The kiss, well, it's definitely unexpected. Likely, from Liz's viewpoint, the man's reaction is downright cartoonish in a way that he tenses, then starts to relax into it, but then it ends far too quickly. She may not have struck him in the way he was anticipating, but Shaw does look stunned by it. Once she lets him go, he sinks back more fully onto his seat, blinking, his breath letting out a sigh and then remembering to breathe again. He lifts a hand to his mouth, fingertips brushing at his lips where Isabelle had kissed him, as if feeling the lingering taste. Heavily alcoholic, with a hint of lemon.

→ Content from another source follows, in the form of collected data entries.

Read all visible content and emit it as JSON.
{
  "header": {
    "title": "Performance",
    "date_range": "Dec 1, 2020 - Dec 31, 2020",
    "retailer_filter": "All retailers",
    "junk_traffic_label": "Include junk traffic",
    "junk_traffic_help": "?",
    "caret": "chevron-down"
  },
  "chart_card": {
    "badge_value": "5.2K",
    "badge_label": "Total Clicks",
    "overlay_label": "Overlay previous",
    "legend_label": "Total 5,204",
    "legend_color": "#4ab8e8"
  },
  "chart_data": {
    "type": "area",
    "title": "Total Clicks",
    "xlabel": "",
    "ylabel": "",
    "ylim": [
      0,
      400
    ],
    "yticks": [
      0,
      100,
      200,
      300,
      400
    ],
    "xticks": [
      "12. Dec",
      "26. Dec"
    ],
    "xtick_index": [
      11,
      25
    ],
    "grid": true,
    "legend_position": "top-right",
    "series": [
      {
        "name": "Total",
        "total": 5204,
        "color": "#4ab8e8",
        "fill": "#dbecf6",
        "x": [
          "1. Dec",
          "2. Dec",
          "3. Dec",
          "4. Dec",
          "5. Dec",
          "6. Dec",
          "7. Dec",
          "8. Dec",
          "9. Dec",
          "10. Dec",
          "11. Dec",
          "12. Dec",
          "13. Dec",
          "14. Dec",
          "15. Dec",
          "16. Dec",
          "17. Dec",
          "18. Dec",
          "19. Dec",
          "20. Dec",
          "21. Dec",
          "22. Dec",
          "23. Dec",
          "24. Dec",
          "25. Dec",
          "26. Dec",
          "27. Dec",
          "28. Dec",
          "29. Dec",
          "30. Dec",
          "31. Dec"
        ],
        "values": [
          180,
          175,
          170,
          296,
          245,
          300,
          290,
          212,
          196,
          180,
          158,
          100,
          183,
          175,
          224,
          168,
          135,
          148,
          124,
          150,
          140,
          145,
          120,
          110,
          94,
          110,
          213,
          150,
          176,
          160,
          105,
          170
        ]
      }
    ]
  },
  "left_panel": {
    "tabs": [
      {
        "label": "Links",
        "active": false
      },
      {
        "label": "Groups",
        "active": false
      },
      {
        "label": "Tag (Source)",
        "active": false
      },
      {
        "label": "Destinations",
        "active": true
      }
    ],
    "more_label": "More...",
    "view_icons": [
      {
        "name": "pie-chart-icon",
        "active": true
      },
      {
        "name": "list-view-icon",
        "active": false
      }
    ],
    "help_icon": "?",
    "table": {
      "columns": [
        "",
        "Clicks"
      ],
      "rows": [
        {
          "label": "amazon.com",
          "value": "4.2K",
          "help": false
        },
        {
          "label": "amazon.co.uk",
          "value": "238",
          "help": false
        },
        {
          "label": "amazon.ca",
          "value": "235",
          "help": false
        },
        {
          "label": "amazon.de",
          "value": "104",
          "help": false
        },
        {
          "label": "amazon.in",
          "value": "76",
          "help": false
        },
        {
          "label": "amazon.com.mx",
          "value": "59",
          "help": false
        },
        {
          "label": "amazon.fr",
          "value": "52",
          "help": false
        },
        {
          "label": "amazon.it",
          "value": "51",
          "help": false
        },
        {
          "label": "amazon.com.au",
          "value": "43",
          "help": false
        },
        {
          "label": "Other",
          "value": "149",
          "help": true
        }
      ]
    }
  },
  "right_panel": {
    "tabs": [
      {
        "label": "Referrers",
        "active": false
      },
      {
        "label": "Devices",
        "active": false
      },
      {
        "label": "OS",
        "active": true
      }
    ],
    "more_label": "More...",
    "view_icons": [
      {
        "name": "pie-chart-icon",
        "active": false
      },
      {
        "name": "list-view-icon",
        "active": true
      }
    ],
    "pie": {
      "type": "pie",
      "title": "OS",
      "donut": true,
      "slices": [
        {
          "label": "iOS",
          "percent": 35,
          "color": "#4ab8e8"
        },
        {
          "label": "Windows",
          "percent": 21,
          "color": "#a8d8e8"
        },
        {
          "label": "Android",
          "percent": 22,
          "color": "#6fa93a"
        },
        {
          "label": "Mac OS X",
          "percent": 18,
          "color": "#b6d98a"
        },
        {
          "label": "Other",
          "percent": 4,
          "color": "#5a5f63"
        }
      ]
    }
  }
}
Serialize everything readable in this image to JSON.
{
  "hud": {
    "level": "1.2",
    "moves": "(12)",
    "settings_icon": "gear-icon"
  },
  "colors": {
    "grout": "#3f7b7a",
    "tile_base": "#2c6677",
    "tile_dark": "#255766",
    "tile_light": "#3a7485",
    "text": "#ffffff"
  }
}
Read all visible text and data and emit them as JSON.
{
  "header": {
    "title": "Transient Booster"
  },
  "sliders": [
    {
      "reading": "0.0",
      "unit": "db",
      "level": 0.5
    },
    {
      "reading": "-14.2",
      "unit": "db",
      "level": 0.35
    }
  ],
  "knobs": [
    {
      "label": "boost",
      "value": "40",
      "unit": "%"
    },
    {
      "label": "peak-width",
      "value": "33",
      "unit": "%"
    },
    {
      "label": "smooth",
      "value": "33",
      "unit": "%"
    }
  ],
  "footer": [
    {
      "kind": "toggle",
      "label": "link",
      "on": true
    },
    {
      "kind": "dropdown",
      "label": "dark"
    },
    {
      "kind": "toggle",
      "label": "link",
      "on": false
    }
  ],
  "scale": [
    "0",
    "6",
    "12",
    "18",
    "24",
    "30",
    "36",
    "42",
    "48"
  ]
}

As the woman laughs with Liz, Shaw utters a short, "Okay…" to her ultimatum. And then he slips off his seat. His legs sway under him a moment, then straighten out. "I, um. I'm gonna go… um. Good night, uh, Liz. And thank you, Isabelle." The man lifts a hand to wave to the pair, turns, and then staggers away to exit the bar, leaving the ladies to discuss what they may.
She watches him go, amused blue eyes blinking after the man as Liz takes another long sip of her wine, and then she turns back to Isabelle and proceeds to laugh her ass off. Fist-bump, GRRRL.